They see the answer to making affordable, readily-viable green hydrogen in a system of water electrolysis called polymer exchange membrane, or PEM.
In contrast to the more commonly used alkaline electrolyser, PEM is better suited to working with the intermittent nature of renewable energy sources like wind and solar that could provide electricity for hydrogen production.
Just as importantly, it's readily adaptable to large-scale hydrogen production.
"However, PEM systems rely on catalysts based on noble metals that are rare, expensive and suffer from inefficiencies," Kennedy said.
"This drives up the cost of green hydrogen relative to fossil fuels."
Working with scientists across Canterbury, Auckland and Otago universities, along with other experts in Singapore, Germany, Australia and the US, Kennedy's team aims to overcome this barrier with new, high-performing materials.
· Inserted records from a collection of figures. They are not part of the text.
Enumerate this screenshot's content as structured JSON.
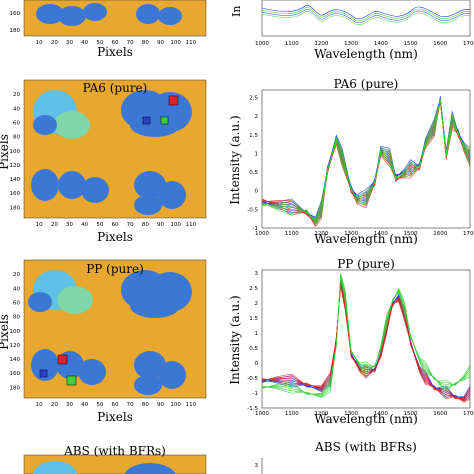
{
  "colors": {
    "map_background": "#e8a830",
    "map_blob": "#3b78d6",
    "map_blob_light": "#5fc0e8",
    "map_blob_green": "#7fd6a8",
    "marker_red": "#e0202a",
    "marker_blue": "#2a3fd0",
    "marker_green": "#40d040",
    "spectrum_red": "#e02020",
    "spectrum_blue": "#2030e0",
    "spectrum_green": "#30d030"
  },
  "map_axis": {
    "xlabel": "Pixels",
    "ylabel": "Pixels",
    "x_ticks": [
      "10",
      "20",
      "30",
      "40",
      "50",
      "60",
      "70",
      "80",
      "90",
      "100",
      "110"
    ],
    "y_ticks": [
      "20",
      "40",
      "60",
      "80",
      "100",
      "120",
      "140",
      "160",
      "180"
    ]
  },
  "spectrum_axis": {
    "xlabel": "Wavelength (nm)",
    "ylabel": "Intensity (a.u.)",
    "x_ticks": [
      "1000",
      "1100",
      "1200",
      "1300",
      "1400",
      "1500",
      "1600",
      "1700"
    ]
  },
  "panels": [
    {
      "id": "top",
      "map_title": "",
      "spectrum_title": "",
      "y_ticks_map": [
        "160",
        "180"
      ],
      "spectrum_y_ticks": [],
      "ylabel_partial": "In"
    },
    {
      "id": "pa6",
      "map_title": "PA6 (pure)",
      "spectrum_title": "PA6 (pure)",
      "spectrum_y_ticks": [
        "2.5",
        "2",
        "1.5",
        "1",
        "0.5",
        "0",
        "-0.5",
        "-1"
      ]
    },
    {
      "id": "pp",
      "map_title": "PP (pure)",
      "spectrum_title": "PP (pure)",
      "spectrum_y_ticks": [
        "3",
        "2.5",
        "2",
        "1.5",
        "1",
        "0.5",
        "0",
        "-0.5",
        "-1",
        "-1.5"
      ]
    },
    {
      "id": "abs",
      "map_title": "ABS (with BFRs)",
      "spectrum_title": "ABS (with BFRs)",
      "spectrum_y_ticks": [
        "3"
      ]
    }
  ],
  "chart_data": [
    {
      "type": "line",
      "title": "PA6 (pure)",
      "xlabel": "Wavelength (nm)",
      "ylabel": "Intensity (a.u.)",
      "xlim": [
        1000,
        1700
      ],
      "ylim": [
        -1,
        2.7
      ],
      "series": [
        {
          "color": "#2030e0",
          "x": [
            1000,
            1050,
            1100,
            1150,
            1180,
            1200,
            1220,
            1250,
            1270,
            1300,
            1320,
            1350,
            1380,
            1400,
            1430,
            1450,
            1480,
            1500,
            1530,
            1550,
            1580,
            1600,
            1620,
            1640,
            1660,
            1680,
            1700
          ],
          "values": [
            -0.3,
            -0.4,
            -0.45,
            -0.55,
            -0.8,
            -0.5,
            0.6,
            1.4,
            0.9,
            0.1,
            -0.2,
            -0.2,
            0.3,
            1.1,
            0.9,
            0.4,
            0.5,
            0.6,
            0.7,
            1.3,
            1.7,
            2.5,
            1.0,
            1.9,
            1.6,
            1.2,
            0.9
          ]
        },
        {
          "color": "#e02020",
          "x": [
            1000,
            1050,
            1100,
            1150,
            1180,
            1200,
            1220,
            1250,
            1270,
            1300,
            1320,
            1350,
            1380,
            1400,
            1430,
            1450,
            1480,
            1500,
            1530,
            1550,
            1580,
            1600,
            1620,
            1640,
            1660,
            1680,
            1700
          ],
          "values": [
            -0.25,
            -0.35,
            -0.5,
            -0.6,
            -0.9,
            -0.6,
            0.5,
            1.3,
            0.8,
            0.0,
            -0.3,
            -0.3,
            0.2,
            1.0,
            0.8,
            0.3,
            0.4,
            0.5,
            0.6,
            1.2,
            1.6,
            2.4,
            0.9,
            1.8,
            1.5,
            1.1,
            0.8
          ]
        },
        {
          "color": "#30d030",
          "x": [
            1000,
            1050,
            1100,
            1150,
            1180,
            1200,
            1220,
            1250,
            1270,
            1300,
            1320,
            1350,
            1380,
            1400,
            1430,
            1450,
            1480,
            1500,
            1530,
            1550,
            1580,
            1600,
            1620,
            1640,
            1660,
            1680,
            1700
          ],
          "values": [
            -0.35,
            -0.45,
            -0.5,
            -0.55,
            -0.85,
            -0.55,
            0.55,
            1.35,
            0.85,
            0.05,
            -0.25,
            -0.25,
            0.25,
            1.05,
            0.85,
            0.35,
            0.45,
            0.55,
            0.65,
            1.25,
            1.65,
            2.45,
            0.95,
            1.85,
            1.55,
            1.15,
            0.85
          ]
        }
      ]
    },
    {
      "type": "line",
      "title": "PP (pure)",
      "xlabel": "Wavelength (nm)",
      "ylabel": "Intensity (a.u.)",
      "xlim": [
        1000,
        1700
      ],
      "ylim": [
        -1.5,
        3.1
      ],
      "series": [
        {
          "color": "#2030e0",
          "x": [
            1000,
            1050,
            1100,
            1150,
            1200,
            1230,
            1250,
            1265,
            1280,
            1300,
            1330,
            1350,
            1380,
            1400,
            1420,
            1440,
            1460,
            1480,
            1500,
            1530,
            1550,
            1580,
            1600,
            1620,
            1650,
            1680,
            1700
          ],
          "values": [
            -0.6,
            -0.6,
            -0.65,
            -0.75,
            -0.9,
            -0.6,
            0.8,
            2.7,
            2.0,
            0.3,
            -0.2,
            -0.3,
            -0.2,
            0.3,
            1.2,
            2.0,
            2.2,
            1.6,
            0.7,
            -0.2,
            -0.5,
            -0.8,
            -0.9,
            -1.0,
            -1.1,
            -1.2,
            -1.0
          ]
        },
        {
          "color": "#e02020",
          "x": [
            1000,
            1050,
            1100,
            1150,
            1200,
            1230,
            1250,
            1265,
            1280,
            1300,
            1330,
            1350,
            1380,
            1400,
            1420,
            1440,
            1460,
            1480,
            1500,
            1530,
            1550,
            1580,
            1600,
            1620,
            1650,
            1680,
            1700
          ],
          "values": [
            -0.55,
            -0.55,
            -0.6,
            -0.7,
            -0.85,
            -0.55,
            0.85,
            2.6,
            1.9,
            0.25,
            -0.25,
            -0.35,
            -0.25,
            0.25,
            1.15,
            1.95,
            2.1,
            1.55,
            0.65,
            -0.25,
            -0.55,
            -0.85,
            -0.95,
            -1.05,
            -1.15,
            -1.25,
            -1.05
          ]
        },
        {
          "color": "#30d030",
          "x": [
            1000,
            1050,
            1100,
            1150,
            1200,
            1230,
            1250,
            1265,
            1280,
            1300,
            1330,
            1350,
            1380,
            1400,
            1420,
            1440,
            1460,
            1480,
            1500,
            1530,
            1550,
            1580,
            1600,
            1620,
            1650,
            1680,
            1700
          ],
          "values": [
            -0.8,
            -0.8,
            -0.85,
            -1.0,
            -1.1,
            -0.8,
            0.6,
            2.9,
            2.2,
            0.4,
            -0.1,
            -0.2,
            -0.1,
            0.5,
            1.4,
            2.1,
            2.4,
            1.8,
            0.9,
            0.1,
            -0.2,
            -0.5,
            -0.7,
            -0.8,
            -0.7,
            -0.5,
            -0.3
          ]
        }
      ]
    }
  ]
}
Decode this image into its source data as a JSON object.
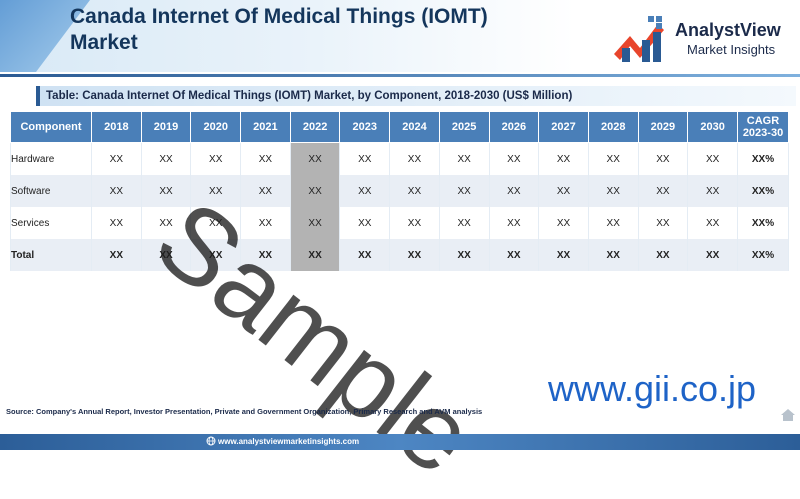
{
  "header": {
    "title": "Canada Internet Of Medical Things (IOMT) Market"
  },
  "logo": {
    "name": "AnalystView",
    "tagline": "Market Insights"
  },
  "table": {
    "caption": "Table: Canada Internet Of Medical Things (IOMT) Market, by Component, 2018-2030 (US$ Million)",
    "columns": [
      "Component",
      "2018",
      "2019",
      "2020",
      "2021",
      "2022",
      "2023",
      "2024",
      "2025",
      "2026",
      "2027",
      "2028",
      "2029",
      "2030"
    ],
    "cagr_header": [
      "CAGR",
      "2023-30"
    ],
    "rows": [
      {
        "label": "Hardware",
        "cells": [
          "XX",
          "XX",
          "XX",
          "XX",
          "XX",
          "XX",
          "XX",
          "XX",
          "XX",
          "XX",
          "XX",
          "XX",
          "XX"
        ],
        "cagr": "XX%"
      },
      {
        "label": "Software",
        "cells": [
          "XX",
          "XX",
          "XX",
          "XX",
          "XX",
          "XX",
          "XX",
          "XX",
          "XX",
          "XX",
          "XX",
          "XX",
          "XX"
        ],
        "cagr": "XX%"
      },
      {
        "label": "Services",
        "cells": [
          "XX",
          "XX",
          "XX",
          "XX",
          "XX",
          "XX",
          "XX",
          "XX",
          "XX",
          "XX",
          "XX",
          "XX",
          "XX"
        ],
        "cagr": "XX%"
      },
      {
        "label": "Total",
        "cells": [
          "XX",
          "XX",
          "XX",
          "XX",
          "XX",
          "XX",
          "XX",
          "XX",
          "XX",
          "XX",
          "XX",
          "XX",
          "XX"
        ],
        "cagr": "XX%"
      }
    ]
  },
  "watermark": "Sample",
  "gii_url": "www.gii.co.jp",
  "source": "Source: Company's Annual Report, Investor Presentation, Private and Government Organization, Primary Research and AVM analysis",
  "footer": {
    "url": "www.analystviewmarketinsights.com"
  },
  "colors": {
    "header_blue": "#4a7fb8",
    "highlight_column": "#b3b3b3",
    "row_alt": "#e9eef5",
    "title_navy": "#14365c",
    "gii_blue": "#1e63c7",
    "logo_red": "#e8452c"
  },
  "icons": [
    "analystview-logo-icon",
    "globe-icon",
    "home-icon"
  ]
}
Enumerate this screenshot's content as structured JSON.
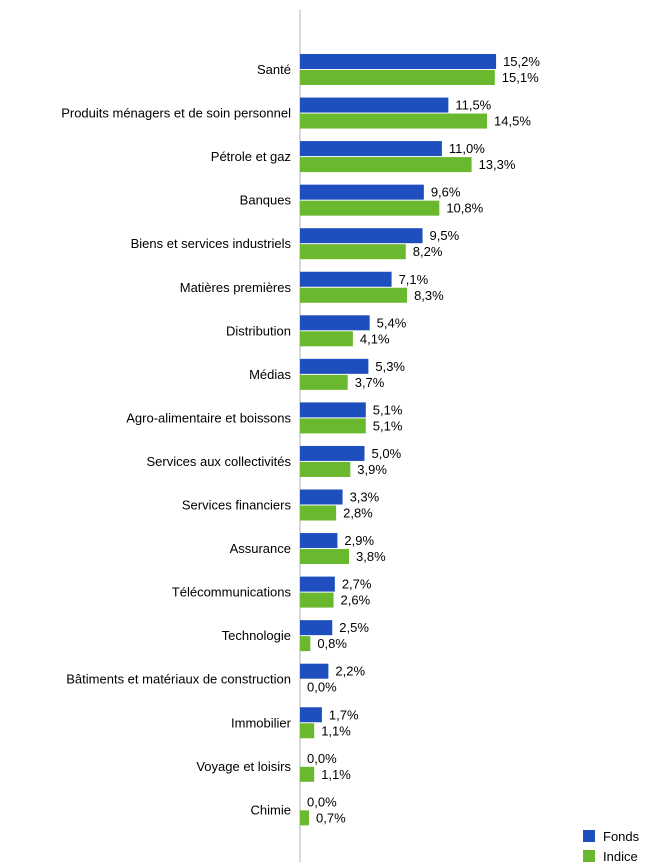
{
  "chart_data": {
    "type": "bar",
    "orientation": "horizontal",
    "categories": [
      "Santé",
      "Produits ménagers et de soin personnel",
      "Pétrole et gaz",
      "Banques",
      "Biens et services industriels",
      "Matières premières",
      "Distribution",
      "Médias",
      "Agro-alimentaire et boissons",
      "Services aux collectivités",
      "Services financiers",
      "Assurance",
      "Télécommunications",
      "Technologie",
      "Bâtiments et matériaux de construction",
      "Immobilier",
      "Voyage et loisirs",
      "Chimie"
    ],
    "series": [
      {
        "name": "Fonds",
        "color": "#1f4fbf",
        "values": [
          15.2,
          11.5,
          11.0,
          9.6,
          9.5,
          7.1,
          5.4,
          5.3,
          5.1,
          5.0,
          3.3,
          2.9,
          2.7,
          2.5,
          2.2,
          1.7,
          0.0,
          0.0
        ],
        "labels": [
          "15,2%",
          "11,5%",
          "11,0%",
          "9,6%",
          "9,5%",
          "7,1%",
          "5,4%",
          "5,3%",
          "5,1%",
          "5,0%",
          "3,3%",
          "2,9%",
          "2,7%",
          "2,5%",
          "2,2%",
          "1,7%",
          "0,0%",
          "0,0%"
        ]
      },
      {
        "name": "Indice",
        "color": "#6ab82e",
        "values": [
          15.1,
          14.5,
          13.3,
          10.8,
          8.2,
          8.3,
          4.1,
          3.7,
          5.1,
          3.9,
          2.8,
          3.8,
          2.6,
          0.8,
          0.0,
          1.1,
          1.1,
          0.7
        ],
        "labels": [
          "15,1%",
          "14,5%",
          "13,3%",
          "10,8%",
          "8,2%",
          "8,3%",
          "4,1%",
          "3,7%",
          "5,1%",
          "3,9%",
          "2,8%",
          "3,8%",
          "2,6%",
          "0,8%",
          "0,0%",
          "1,1%",
          "1,1%",
          "0,7%"
        ]
      }
    ],
    "legend_position": "bottom-right",
    "grid": false
  }
}
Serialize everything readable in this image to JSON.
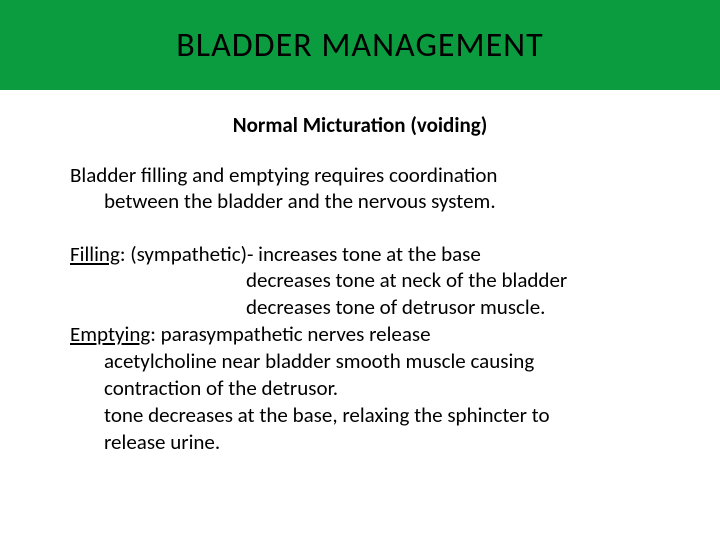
{
  "header": {
    "title": "BLADDER MANAGEMENT"
  },
  "subtitle": "Normal Micturation (voiding)",
  "intro": {
    "line1": "Bladder filling and emptying requires coordination",
    "line2": "between the bladder and the nervous system."
  },
  "filling": {
    "label": "Filling",
    "rest": ": (sympathetic)- increases tone at the base",
    "l2": "decreases tone at neck of the bladder",
    "l3": "decreases tone of detrusor muscle."
  },
  "emptying": {
    "label": "Emptying",
    "rest": ": parasympathetic nerves release",
    "l2": "acetylcholine near bladder smooth muscle causing",
    "l3": "contraction of the detrusor.",
    "l4": "tone decreases at the base, relaxing the sphincter to",
    "l5": "release urine."
  },
  "colors": {
    "header_bg": "#0a9c3f",
    "text": "#000000",
    "bg": "#ffffff"
  }
}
"This entails working at the molecular level to design surfaces with specific properties that make them highly efficient as catalysts," he said.
"The research tackles challenges that are presently a barrier for large-scale hydrogen production. This includes fundamental physics, catalyst chemistry, and the design of electrocatalytic devices."
The project, running over five years, will also investigate what factors might drive public buy-in to green hydrogen, along with what economic benefits could be reaped from producing and exporting it here.
Some of the obvious applications for New Zealand were using it as an energy storage medium for dry hydro years, a fuel for heavy transport, and replacing fossil fuels for heating and industrial uses.
"It is also a potential export commodity, possibly in a transportable form such as ammonia."
New Zealand currently imported about 60 per cent of its energy in the form of oil and coal, and green hydrogen had the potential to make the country more self-sufficient in energy, he said.
"Hydrogen can replace fossil fuels for stationary power and transport industries that contribute 40 per cent of New Zealand's greenhouse gas emissions.
"This project has a goal of helping New Zealand meet its net carbon zero target by 2050."
The horizon-scanning H2 Taranaki Roadmap, produced by local agencies and formally launched last year by Prime Minister Jacinda Ardern, has already forecast that hydrogen will be increasingly produced using electricity to split water, with the only emission being oxygen.
The report found hydrogen could be utilised as a fuel, particularly for heavy vehicles, as a feedstock for products such as urea or methanol, or to store electrical energy for long periods of time from weeks to years.
A new network could include storage of hydrogen or synthetic natural gas in depleted gas fields, it said, and electricity generation using green hydrogen in Taranaki's gas-fired peaker plants.
But the oil and gas industry has questioned how much it would cost to produce, given the "enormous" amounts of electricity required.